Einordnung der militärischen Lage

Einzuordnen ist das Geschehen als eine bewusste Verschärfung der militärischen Taktik durch Russland. Den Berichten zufolge ist die Zerstörung des Hochhauses kein isolierter Vorfall, sondern ein Symptom für die großflächige Anwendung von Gleitbomben, die aufgrund ihrer hohen Sprengkraft und ihrer Flugbahn nur schwer abzuwehren sind. Die Ankündigung Lawrows, härtere Methoden einzusetzen, lässt darauf schließen, dass die russische Militärführung ihre Luftkapazitäten noch stärker auf die Zerstörung der ukrainischen Infrastruktur konzentrieren will. Analysten werten dies als Versuch, den Druck auf die ukrainische Regierung und die Bevölkerung so weit zu erhöhen, dass die Unterstützung des Krieges im Inland sowie die Aufrechterhaltung der Verteidigungslinien erschwert werden. Die Situation in Donezk verdeutlicht zudem, wie sehr die Grenze zwischen militärischen Zielen und zivilem Wohnraum in diesem Konflikt zunehmend verschwimmt, was zu einer stetig wachsenden Zahl an zivilen Opfern führt.

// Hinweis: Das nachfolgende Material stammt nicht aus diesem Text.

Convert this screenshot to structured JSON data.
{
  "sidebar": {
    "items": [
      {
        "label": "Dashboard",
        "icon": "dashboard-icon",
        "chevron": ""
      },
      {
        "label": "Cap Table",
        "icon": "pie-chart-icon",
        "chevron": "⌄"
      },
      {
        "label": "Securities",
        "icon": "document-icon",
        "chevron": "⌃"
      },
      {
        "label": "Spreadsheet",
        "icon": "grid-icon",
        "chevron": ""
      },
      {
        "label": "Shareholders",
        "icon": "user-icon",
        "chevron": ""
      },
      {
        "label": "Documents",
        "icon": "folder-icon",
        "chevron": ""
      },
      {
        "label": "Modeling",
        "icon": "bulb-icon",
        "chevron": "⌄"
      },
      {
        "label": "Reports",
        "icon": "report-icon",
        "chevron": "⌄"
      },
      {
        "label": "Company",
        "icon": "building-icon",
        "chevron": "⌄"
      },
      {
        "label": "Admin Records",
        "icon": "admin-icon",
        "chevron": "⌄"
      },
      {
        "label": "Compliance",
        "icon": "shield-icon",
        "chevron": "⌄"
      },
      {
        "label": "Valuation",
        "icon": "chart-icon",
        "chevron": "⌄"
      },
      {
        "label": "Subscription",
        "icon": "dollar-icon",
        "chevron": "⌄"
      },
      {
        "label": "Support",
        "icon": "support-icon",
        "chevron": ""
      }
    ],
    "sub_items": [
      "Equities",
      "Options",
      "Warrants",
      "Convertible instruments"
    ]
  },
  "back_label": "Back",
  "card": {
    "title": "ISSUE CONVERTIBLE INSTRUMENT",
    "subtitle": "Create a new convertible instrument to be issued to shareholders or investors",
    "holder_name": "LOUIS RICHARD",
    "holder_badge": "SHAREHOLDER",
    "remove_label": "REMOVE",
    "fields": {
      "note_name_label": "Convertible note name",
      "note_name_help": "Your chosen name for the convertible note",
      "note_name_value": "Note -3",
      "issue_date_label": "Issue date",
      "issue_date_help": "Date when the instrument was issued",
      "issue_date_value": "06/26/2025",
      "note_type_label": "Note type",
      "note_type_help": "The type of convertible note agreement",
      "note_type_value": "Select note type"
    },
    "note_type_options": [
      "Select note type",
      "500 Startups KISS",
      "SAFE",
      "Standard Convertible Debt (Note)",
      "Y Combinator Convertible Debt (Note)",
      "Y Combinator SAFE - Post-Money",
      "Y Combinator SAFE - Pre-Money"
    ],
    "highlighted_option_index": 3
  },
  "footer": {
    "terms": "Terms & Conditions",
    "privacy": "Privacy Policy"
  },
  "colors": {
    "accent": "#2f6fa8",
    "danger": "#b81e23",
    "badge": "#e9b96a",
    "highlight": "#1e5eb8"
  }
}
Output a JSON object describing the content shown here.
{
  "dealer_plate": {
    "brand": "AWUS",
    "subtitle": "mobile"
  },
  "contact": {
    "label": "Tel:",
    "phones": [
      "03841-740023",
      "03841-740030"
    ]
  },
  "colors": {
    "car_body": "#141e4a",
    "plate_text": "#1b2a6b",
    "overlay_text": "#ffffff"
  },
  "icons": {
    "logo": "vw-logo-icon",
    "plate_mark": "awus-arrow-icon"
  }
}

Offene Fragen und weitere Entwicklungen

Trotz der vorliegenden Informationen bleiben zahlreiche Fragen unbeantwortet. So ist unklar, wie viele Bewohner sich zum Zeitpunkt des Einschlags tatsächlich in dem Gebäude befanden und wie hoch die Dunkelziffer der Vermissten ist. Auch die genauen technischen Spezifikationen der eingesetzten Gleitbomben und deren Herkunft aus den russischen Beständen werden nicht weiter detailliert. Zudem fehlen Informationen darüber, welche spezifischen Gegenmaßnahmen die Ukraine plant, um sich gegen diese Art von Luftangriffen in Zukunft besser zu schützen. Wie es weitergeht, ist derzeit ungewiss, da keine konkreten Termine für diplomatische Gespräche oder eine Deeskalation genannt wurden. Die Ankündigung Lawrows lässt jedoch befürchten, dass die Frequenz und die Härte der Angriffe in den kommenden Tagen und Wochen eher zunehmen werden, was die humanitäre Lage in den betroffenen Regionen weiter verschlechtern dürfte. Eine offizielle Reaktion der westlichen Verbündeten auf diese spezifische Eskalation steht ebenfalls noch aus.